On the live stage The Paradise Motel was most certainly a collective effort. But behind the scenes, while Matt Aulich cobbled together some memorable string arrangements and always seemed the most proficient musician, one felt Charles was the mad scientist with the vision. And the boy certainly had an ear, turning his deft hand to producing an amazing album by my lovely school friends, those krazy Kiama kids Arrosa.
Charles helped hone the sublime, aching, fractured artistry of these then teens into a beautiful beast, but the album sadly never saw the light after the always fragile band imploded on the brink of… who knows what?
While I hadn’t heard anything quite like it before, The Paradise Motel wasn’t entirely without reference points. The dreamy, reverb-soaked miasma was not a million miles from Underground Lovers. The nattily suited, sideshow drama nodded to a certain incarnation of Nick Cave. Dirty Three, Low and Mazzy Star are all there too - maybe even a hint of Portishead or Lamb - but not in any easily discernible style or sound or obvious conceit. It is there and not there, in the way one may lazily group Faulkner, Steinbeck and Salinger – it’s fair and fruitless at the same time.
If a band can ever be summed up in a single song, it was, for The Paradise Motel, the two-act 'Men Who Loved Here (Grew Sadder)'. Opening with a jagged, wrenching slice of feedback and gentle if minor acoustic chords, the signs are more than a little ominous. Come the 36 second mark, viciously abrasive guitars slashing in like a rusty scalpel wielded by a deranged doctor slit the whole thing open.
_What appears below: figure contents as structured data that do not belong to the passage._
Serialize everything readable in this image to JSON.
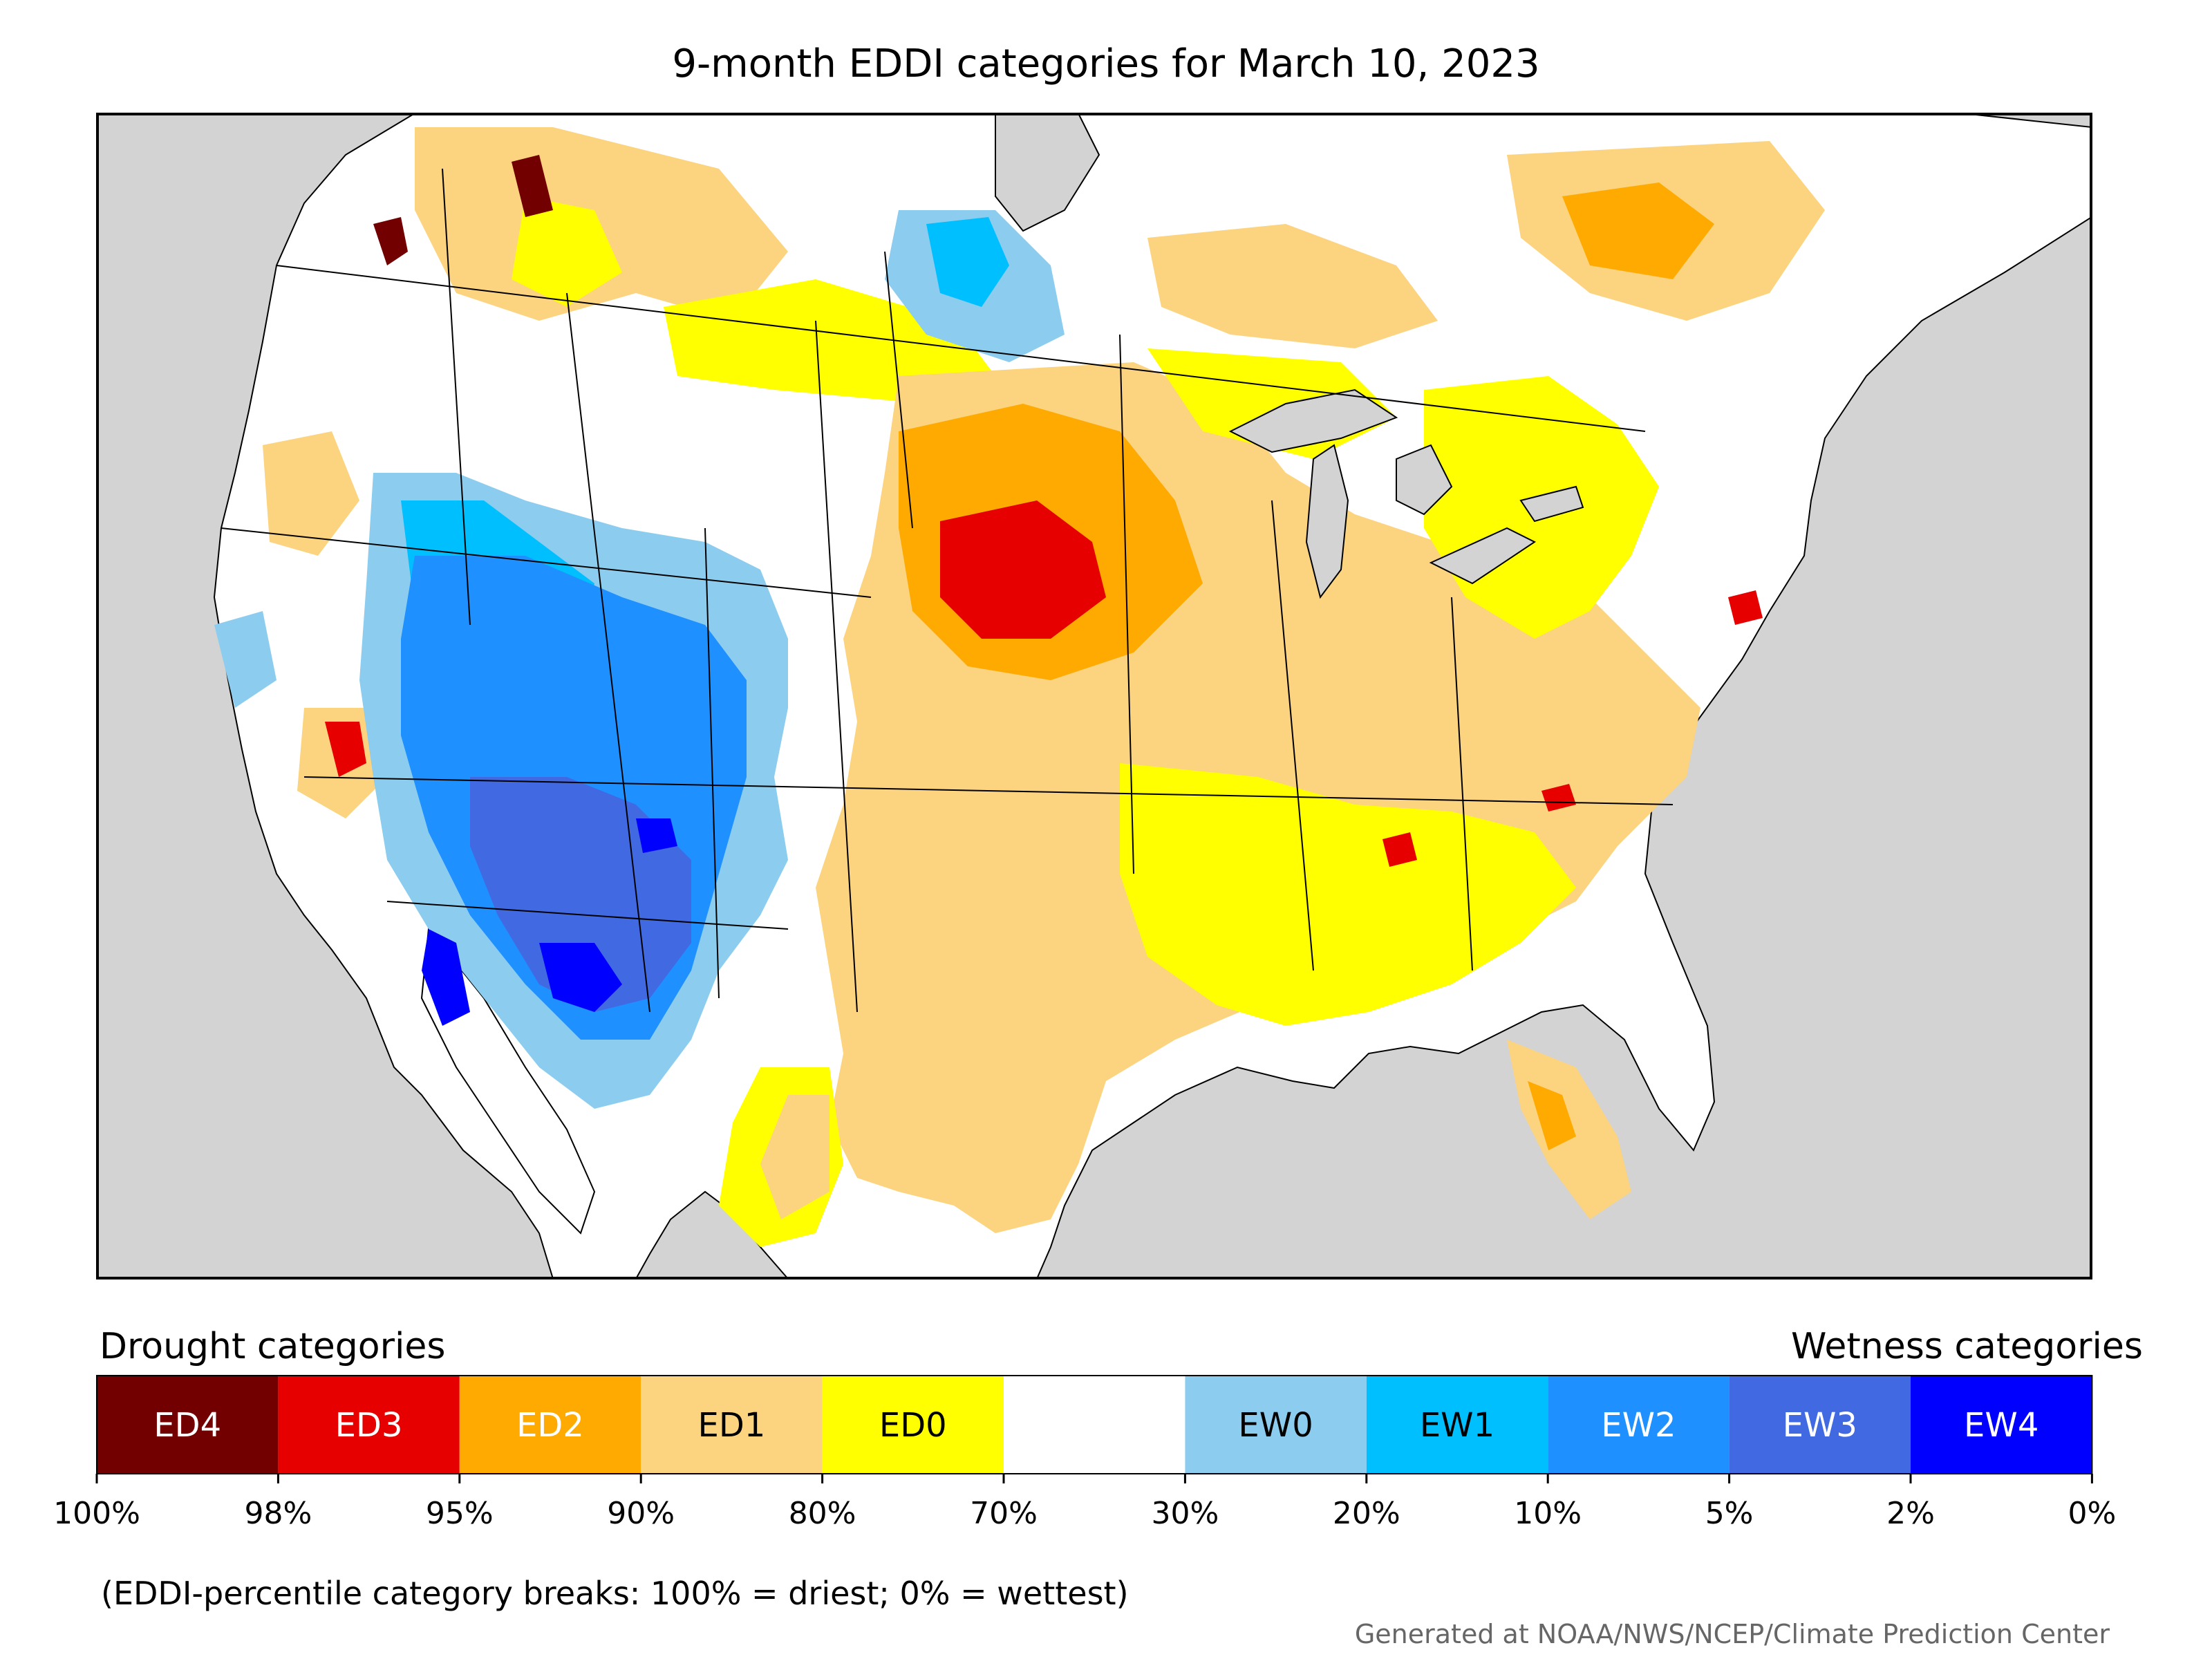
{
  "title": "9-month EDDI categories for March 10, 2023",
  "legend": {
    "drought_heading": "Drought categories",
    "wetness_heading": "Wetness categories",
    "categories": [
      {
        "label": "ED4",
        "color": "#730000",
        "text_color": "#ffffff"
      },
      {
        "label": "ED3",
        "color": "#e60000",
        "text_color": "#ffffff"
      },
      {
        "label": "ED2",
        "color": "#ffaa00",
        "text_color": "#ffffff"
      },
      {
        "label": "ED1",
        "color": "#fcd37f",
        "text_color": "#000000"
      },
      {
        "label": "ED0",
        "color": "#ffff00",
        "text_color": "#000000"
      },
      {
        "label": "",
        "color": "#ffffff",
        "text_color": "#000000"
      },
      {
        "label": "EW0",
        "color": "#8ccdef",
        "text_color": "#000000"
      },
      {
        "label": "EW1",
        "color": "#00bfff",
        "text_color": "#000000"
      },
      {
        "label": "EW2",
        "color": "#1e90ff",
        "text_color": "#ffffff"
      },
      {
        "label": "EW3",
        "color": "#4169e1",
        "text_color": "#ffffff"
      },
      {
        "label": "EW4",
        "color": "#0000ff",
        "text_color": "#ffffff"
      }
    ],
    "ticks": [
      "100%",
      "98%",
      "95%",
      "90%",
      "80%",
      "70%",
      "30%",
      "20%",
      "10%",
      "5%",
      "2%",
      "0%"
    ]
  },
  "note": "(EDDI-percentile category breaks: 100% = driest; 0% = wettest)",
  "credit": "Generated at NOAA/NWS/NCEP/Climate Prediction Center",
  "map_colors": {
    "ocean": "#d3d3d3",
    "land": "#ffffff",
    "lakes": "#d3d3d3"
  }
}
Merida’s reassuring view on the matter?
the agony
will set you free
There is precious little of their music floating around the webisphere, and I guess it's really not a vision that translates well to a little yootoobish box. But perhaps the closest clip to capturing the quintessence of The Paradise Motel would be bad light.
So, it’s a tad melodramatic and no doubt a little ostentatious. But it hit me there, in that spot, that only a select few have tickled since. And that’s perhaps the bittersweet twist in this tale. They ruined so much music for me that I had until then happily, mindlessly enjoyed.
Perhaps The Paradise Motel struck a lasting chord with me because at the heart of things they were not simply performers but also consummate storytellers; first and foremost as chroniclers of the disappeared. I didn’t realise this straight away, so it was somewhat curious to discover over time that my initial response to the music somehow picked up on this at some level. From those very first moments I had felt this was somehow a musical instantiation of Picnic Rock – both the haunting and haunted Victorian place of myth and mystery, shrouded as it is in mists real and imagined, and the classic Peter Weir film.
Which finally brings me to the point of this nostalgic little wander down musical memory lane.
The Paradise Motel left our shores in the late 1990s to try their luck in the UK and had disintegrated within two years. But now, 10 years on, they are finally about to release their third studio album. This latest musical outing is conceptially inspired by and entirely devoted to the mother of all Australian disappearances, that of Azaria Chamberlain. The unfortunate Azaria, whose purported disappearance-via-dingo remains officially unsolved, would have been 30 this June 11 - the date The Paradise Motel will release Australian Ghost Story. This thematic realm has the band back doing what they do best, delving back into their spiritual home - that of our most haunted country.
While there have been other great Australian bands before, during, and since The Paradise Motel, and allowing that there are the occasional moments that have dated a little more than ideal for a 'timeless' tag, my revisiting of these earlier recordings with fresh ears still leaves me with the softest of soft spots for these marvellous if morbid miscreants.